Yesterday in church we sang "The Star Spangled Banner" - a song I truly love. And I was somewhat ashamed...I only know all the words to the first verse - and bits and pieces of the other two verses. The reason for my discomfort: all around me were kids (of all ages), singing right along, using no books and they had all three verses memorized! I should be ashamed.
Noticed a sister at church with an oh-so-cute skirt on. Would have been even cuter had she remembered to remove the temporary stitching at the bottom of the kickpleat. (That's kind of like a guy forgetting to take the tag off the sleeve of his sport jacket.) I've seen that quite a bit recently. Maybe skirts should come with instructions.
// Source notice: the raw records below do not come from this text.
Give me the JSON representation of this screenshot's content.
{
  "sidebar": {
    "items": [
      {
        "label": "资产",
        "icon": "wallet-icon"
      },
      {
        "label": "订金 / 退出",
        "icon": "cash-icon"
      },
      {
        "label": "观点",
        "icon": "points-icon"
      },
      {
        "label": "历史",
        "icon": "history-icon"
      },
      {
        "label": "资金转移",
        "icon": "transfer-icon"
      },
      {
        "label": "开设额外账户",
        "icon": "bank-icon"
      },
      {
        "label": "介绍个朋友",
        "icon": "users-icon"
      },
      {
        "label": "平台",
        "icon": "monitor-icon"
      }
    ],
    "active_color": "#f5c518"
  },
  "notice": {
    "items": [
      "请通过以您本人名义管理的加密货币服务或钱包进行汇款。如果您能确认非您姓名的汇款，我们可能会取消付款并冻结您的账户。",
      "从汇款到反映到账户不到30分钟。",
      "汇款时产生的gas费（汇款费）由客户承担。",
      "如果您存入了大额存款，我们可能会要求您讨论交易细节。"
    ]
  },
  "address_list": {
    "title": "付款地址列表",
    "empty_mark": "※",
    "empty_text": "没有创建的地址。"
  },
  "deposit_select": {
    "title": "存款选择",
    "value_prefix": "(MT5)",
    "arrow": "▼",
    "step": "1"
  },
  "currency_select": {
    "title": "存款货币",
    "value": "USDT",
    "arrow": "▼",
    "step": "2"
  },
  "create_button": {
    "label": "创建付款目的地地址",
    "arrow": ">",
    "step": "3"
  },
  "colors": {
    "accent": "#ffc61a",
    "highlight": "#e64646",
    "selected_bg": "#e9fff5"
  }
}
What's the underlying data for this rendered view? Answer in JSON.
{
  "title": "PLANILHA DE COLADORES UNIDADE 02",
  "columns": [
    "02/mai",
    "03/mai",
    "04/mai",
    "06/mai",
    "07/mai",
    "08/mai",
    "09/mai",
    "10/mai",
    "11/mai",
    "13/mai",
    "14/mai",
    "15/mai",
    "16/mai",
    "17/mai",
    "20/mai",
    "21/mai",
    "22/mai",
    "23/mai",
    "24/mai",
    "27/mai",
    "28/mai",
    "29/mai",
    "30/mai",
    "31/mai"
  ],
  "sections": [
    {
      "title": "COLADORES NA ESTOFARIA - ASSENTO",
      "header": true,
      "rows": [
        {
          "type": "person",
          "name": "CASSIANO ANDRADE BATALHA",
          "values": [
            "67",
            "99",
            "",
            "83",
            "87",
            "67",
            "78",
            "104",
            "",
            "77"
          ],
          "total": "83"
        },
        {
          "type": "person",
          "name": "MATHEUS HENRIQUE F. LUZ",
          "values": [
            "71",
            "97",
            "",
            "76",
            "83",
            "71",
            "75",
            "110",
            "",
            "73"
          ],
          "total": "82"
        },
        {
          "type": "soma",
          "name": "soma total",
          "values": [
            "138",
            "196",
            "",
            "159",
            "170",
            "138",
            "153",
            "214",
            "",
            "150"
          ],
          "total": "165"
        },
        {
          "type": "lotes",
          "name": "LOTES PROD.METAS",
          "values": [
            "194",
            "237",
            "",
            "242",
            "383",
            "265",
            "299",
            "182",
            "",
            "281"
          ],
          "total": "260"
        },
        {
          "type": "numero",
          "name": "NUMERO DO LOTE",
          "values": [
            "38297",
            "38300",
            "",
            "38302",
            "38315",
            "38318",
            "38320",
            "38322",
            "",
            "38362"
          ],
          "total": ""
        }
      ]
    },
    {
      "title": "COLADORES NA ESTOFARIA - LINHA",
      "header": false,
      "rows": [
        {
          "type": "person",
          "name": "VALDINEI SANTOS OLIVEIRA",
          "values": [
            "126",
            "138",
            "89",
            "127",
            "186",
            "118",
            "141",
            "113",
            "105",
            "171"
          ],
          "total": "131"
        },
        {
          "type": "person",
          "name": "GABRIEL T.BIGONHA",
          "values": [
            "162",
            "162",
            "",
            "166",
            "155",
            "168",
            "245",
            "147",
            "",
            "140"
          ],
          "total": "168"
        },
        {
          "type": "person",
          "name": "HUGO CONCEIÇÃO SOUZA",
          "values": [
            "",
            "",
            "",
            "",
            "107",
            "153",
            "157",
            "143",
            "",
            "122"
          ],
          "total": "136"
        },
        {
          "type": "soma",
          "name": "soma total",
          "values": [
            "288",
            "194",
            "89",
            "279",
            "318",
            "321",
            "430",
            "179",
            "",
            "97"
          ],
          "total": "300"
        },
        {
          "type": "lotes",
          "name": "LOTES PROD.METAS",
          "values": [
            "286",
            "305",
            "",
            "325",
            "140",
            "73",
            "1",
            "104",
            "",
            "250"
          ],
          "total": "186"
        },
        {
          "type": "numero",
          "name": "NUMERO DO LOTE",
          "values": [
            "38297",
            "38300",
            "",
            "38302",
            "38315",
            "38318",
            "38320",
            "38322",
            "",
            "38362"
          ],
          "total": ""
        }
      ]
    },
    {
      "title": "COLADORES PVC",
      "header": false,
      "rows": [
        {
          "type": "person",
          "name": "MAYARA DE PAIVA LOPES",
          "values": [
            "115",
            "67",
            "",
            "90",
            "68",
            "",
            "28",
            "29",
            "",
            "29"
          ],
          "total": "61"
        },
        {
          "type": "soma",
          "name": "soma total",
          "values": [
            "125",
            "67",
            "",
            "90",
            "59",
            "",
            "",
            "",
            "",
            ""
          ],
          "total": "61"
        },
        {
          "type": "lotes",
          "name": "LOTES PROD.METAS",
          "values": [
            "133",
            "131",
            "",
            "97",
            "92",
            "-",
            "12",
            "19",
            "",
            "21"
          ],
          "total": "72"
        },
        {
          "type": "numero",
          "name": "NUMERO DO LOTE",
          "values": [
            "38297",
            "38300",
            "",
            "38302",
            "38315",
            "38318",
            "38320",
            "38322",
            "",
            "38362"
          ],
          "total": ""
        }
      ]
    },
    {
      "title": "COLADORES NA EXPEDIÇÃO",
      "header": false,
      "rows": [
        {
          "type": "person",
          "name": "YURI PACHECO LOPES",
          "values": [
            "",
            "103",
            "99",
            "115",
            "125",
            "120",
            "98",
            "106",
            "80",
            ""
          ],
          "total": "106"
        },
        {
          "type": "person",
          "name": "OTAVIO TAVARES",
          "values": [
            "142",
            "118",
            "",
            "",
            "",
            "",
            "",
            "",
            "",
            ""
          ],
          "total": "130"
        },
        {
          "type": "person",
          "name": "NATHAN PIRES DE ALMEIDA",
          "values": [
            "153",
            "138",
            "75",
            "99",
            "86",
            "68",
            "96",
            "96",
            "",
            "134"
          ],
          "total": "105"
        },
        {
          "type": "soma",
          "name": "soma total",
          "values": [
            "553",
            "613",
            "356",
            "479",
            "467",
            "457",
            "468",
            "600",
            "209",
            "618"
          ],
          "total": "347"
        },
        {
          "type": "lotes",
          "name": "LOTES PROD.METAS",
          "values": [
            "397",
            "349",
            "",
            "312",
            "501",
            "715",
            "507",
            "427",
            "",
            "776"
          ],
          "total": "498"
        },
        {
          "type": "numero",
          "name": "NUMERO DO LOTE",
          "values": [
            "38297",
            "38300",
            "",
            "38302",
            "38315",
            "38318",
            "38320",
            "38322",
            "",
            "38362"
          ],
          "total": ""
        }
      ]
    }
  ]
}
Hollyhock among the weeds. |
I rarely feel comfortable - like I "fit" anywhere. Mostly feel like an outsider - like I don't quite belong. Generally, in my mind that equates to the despised weed among the flowers. Decided, looking at that lovely flower in the weeds that I should think of myself more like a different kind of flower in the garden. One that's needed for contrast, color and variety. Adding to the loveliness of the whole.
Yes, I'll work on that.... My head pretty much agrees, my heart (and emotions) are a harder sell.
Collectively about 15 pounds. |
Today I'm finding myself grateful for people who react with a smile when I run into them when out and about. There's that kindness thing again.